Inspiration, Information, & Insight
This week, Shelby read Glaciers by Alexis M. Smith, a short novel with flash-sized chapters that provided a thoughtful perspective on permanence, and started Night of the Living Rez by Morgan Talty, a short story collection about family and friendship set on a reservation in Maine. Both Smith and Talty imbued energy into their sentences that lit Shelby up. She also read this
essay by Mariana Villas-Boas on copyrights for writers, which was a good reminder to read through contracts before signing off on anything!With the return of pumpkin spice, Neidy was ready to jump into spooky season. She started two novels this week: Steven King’s Pet Sematary and Neil Gaiman’s American Gods (the author’s preferred text version). For writers and readers disinclined to read “genre” fiction, these are two authors Neidy highly recommends. The books mentioned are horror and fantasy respectively, yet there is no doubt about the craftsmanship and attention that went into their creation. They are interesting to read concurrently because of the difference in their narrative voice: King is a master of the long sentence while Gaiman is a master of the short sentence. As she has been reading, she has tried to pinpoint what was added in revision (for example, she suspects King’s early repetition that Ellie would be fine was worked in after the first draft) and what required non-plotted generation (for example, she thinks Gaiman’s carousel ride into the mind of Mr. Wednesday must have come from exploratory writing). She hopes you will pick up something fantastical or horrific this week as well!
Natalia read a creative nonfiction essay that has really been sitting with her: “The Crane Wife” by CJ Hauser. The details and the raw emotion make what could otherwise be a cliché topic not a cliché at all, but incredibly relatable and true. It weaves a woman’s present day experience, relationship flashbacks, nature observations, and folklore. Natalia hopes to use it as inspiration for a creative nonfiction essay competition she’s hoping to submit something to in the next month.

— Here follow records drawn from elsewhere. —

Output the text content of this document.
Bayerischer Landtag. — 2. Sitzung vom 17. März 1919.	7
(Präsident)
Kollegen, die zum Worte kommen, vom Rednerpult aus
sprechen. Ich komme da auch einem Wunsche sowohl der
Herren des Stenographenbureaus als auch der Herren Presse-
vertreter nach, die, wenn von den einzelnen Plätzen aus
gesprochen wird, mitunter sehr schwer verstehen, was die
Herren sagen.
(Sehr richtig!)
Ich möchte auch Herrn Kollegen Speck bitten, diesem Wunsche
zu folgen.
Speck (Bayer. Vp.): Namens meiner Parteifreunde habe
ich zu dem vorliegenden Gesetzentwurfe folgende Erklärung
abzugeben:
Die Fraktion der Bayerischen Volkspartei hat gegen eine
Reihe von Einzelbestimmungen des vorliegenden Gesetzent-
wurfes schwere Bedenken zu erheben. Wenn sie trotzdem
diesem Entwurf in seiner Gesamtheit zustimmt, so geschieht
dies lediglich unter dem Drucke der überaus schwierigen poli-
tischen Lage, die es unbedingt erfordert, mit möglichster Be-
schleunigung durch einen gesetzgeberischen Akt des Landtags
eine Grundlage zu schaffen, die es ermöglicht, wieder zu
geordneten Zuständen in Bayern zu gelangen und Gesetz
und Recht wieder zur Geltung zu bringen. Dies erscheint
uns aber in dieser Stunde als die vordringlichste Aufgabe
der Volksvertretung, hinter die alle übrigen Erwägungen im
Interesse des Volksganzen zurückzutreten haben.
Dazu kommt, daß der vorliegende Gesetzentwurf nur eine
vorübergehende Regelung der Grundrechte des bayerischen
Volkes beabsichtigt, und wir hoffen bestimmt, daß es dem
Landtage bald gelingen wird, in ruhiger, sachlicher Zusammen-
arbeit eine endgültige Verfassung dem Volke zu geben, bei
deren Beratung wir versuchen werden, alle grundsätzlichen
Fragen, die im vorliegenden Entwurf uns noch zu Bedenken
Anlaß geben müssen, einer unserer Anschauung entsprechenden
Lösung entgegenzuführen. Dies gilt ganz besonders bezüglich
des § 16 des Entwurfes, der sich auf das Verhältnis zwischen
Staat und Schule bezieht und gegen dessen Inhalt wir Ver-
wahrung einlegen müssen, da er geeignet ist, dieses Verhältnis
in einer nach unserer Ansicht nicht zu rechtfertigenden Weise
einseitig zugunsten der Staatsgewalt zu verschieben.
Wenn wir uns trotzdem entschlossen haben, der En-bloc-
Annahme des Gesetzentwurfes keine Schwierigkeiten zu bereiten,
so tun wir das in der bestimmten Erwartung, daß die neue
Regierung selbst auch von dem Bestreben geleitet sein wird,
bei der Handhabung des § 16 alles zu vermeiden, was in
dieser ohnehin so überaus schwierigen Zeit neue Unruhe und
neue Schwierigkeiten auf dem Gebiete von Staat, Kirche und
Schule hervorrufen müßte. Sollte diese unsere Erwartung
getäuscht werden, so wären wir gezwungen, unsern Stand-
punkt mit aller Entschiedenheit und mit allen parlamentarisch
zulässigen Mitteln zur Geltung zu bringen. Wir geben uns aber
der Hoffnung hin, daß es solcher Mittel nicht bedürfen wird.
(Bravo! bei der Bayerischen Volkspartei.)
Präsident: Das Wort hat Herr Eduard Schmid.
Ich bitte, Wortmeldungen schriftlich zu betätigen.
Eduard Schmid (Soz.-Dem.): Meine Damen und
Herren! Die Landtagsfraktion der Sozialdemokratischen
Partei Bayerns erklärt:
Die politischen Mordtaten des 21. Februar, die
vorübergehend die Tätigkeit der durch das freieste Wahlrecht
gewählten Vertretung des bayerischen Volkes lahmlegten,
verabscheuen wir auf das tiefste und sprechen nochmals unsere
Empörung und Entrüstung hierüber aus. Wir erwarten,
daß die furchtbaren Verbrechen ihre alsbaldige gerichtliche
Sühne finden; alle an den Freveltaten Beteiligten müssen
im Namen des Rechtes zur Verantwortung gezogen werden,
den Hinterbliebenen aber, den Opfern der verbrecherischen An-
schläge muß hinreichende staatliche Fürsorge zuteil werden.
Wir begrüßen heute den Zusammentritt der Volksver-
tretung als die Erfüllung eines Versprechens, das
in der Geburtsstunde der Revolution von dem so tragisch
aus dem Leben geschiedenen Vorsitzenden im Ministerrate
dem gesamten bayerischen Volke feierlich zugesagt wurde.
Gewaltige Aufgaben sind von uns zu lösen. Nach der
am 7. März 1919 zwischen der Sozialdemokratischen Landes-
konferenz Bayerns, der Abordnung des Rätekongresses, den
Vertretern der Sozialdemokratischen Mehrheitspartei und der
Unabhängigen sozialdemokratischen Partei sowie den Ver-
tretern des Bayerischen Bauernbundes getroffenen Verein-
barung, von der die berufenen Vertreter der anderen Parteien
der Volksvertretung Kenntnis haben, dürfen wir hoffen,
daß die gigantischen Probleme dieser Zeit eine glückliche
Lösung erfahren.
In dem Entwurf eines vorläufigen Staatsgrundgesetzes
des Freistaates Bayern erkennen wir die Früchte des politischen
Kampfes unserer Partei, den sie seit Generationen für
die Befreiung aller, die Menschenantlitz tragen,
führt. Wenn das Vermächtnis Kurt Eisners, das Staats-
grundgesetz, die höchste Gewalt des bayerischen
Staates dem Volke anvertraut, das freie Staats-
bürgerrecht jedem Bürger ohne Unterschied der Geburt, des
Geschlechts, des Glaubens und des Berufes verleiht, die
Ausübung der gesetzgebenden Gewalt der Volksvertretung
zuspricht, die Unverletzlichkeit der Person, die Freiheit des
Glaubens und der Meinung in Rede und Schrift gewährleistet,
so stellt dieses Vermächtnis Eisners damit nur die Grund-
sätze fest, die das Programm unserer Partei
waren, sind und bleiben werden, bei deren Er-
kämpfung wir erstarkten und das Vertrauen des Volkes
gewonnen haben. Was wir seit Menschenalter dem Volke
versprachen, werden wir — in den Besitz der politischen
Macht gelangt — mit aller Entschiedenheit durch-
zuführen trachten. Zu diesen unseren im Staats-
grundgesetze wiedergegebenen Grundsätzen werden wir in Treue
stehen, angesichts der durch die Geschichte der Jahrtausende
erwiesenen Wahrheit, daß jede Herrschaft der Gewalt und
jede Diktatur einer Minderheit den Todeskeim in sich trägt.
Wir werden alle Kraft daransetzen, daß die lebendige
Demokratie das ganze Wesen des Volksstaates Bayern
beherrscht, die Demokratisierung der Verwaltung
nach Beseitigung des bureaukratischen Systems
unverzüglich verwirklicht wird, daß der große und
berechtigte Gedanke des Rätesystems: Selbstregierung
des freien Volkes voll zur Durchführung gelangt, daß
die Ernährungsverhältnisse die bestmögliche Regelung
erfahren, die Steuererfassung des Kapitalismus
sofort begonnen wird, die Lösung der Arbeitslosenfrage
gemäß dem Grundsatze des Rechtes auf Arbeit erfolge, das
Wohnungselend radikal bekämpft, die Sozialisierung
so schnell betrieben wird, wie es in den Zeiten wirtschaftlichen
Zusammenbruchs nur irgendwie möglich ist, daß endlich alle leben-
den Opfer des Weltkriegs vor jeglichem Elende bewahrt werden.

Sarah spent her final week of summer break training to be a teaching assistant and reading some of the most recent books published by members of her MFA cohort, including Bea Setton’s novel Berlin and Tobi Ogundiran’s short story collection Jackal, Jackal. (She’s trying to focus on the excitement—rather than the intimidation—of attending a program with such accomplished students.) She also visited the Mississippi Book Festival, where she heard discussions by writers Ann Patchett, Richard Ford, Maggie Smith, Rebecca Makkai, Mona Simpson, Claire Jiménez, and many, many more.
I have, at various times, been committed to daily notebook writing—tempered somewhat by the horror of hauling the growing collection from one country to another when we moved. I eventually transitioned more and more of my logistical efforts and creative output to a digital workflow: online calendars and todo lists, pre-writing and articles drafts stored in the cloud (txt and tex in a git repository). This had advantages in terms of organization, accessibility, and portability. But I suspect that I’m not actually as productive now as I was when I managed all of these things in analogue form. There’s a special magic to pen on paper. It’s concrete and tactile. By default, it offers a low-distraction environment that encourages focus and concentration. (Can’t flip to another tab and quickly check your mail.) And Sarah’s kernel offers some compelling ideas for how to get even more out of the notebook. I may have to acquire a cheap composition book and experiment with it this semester.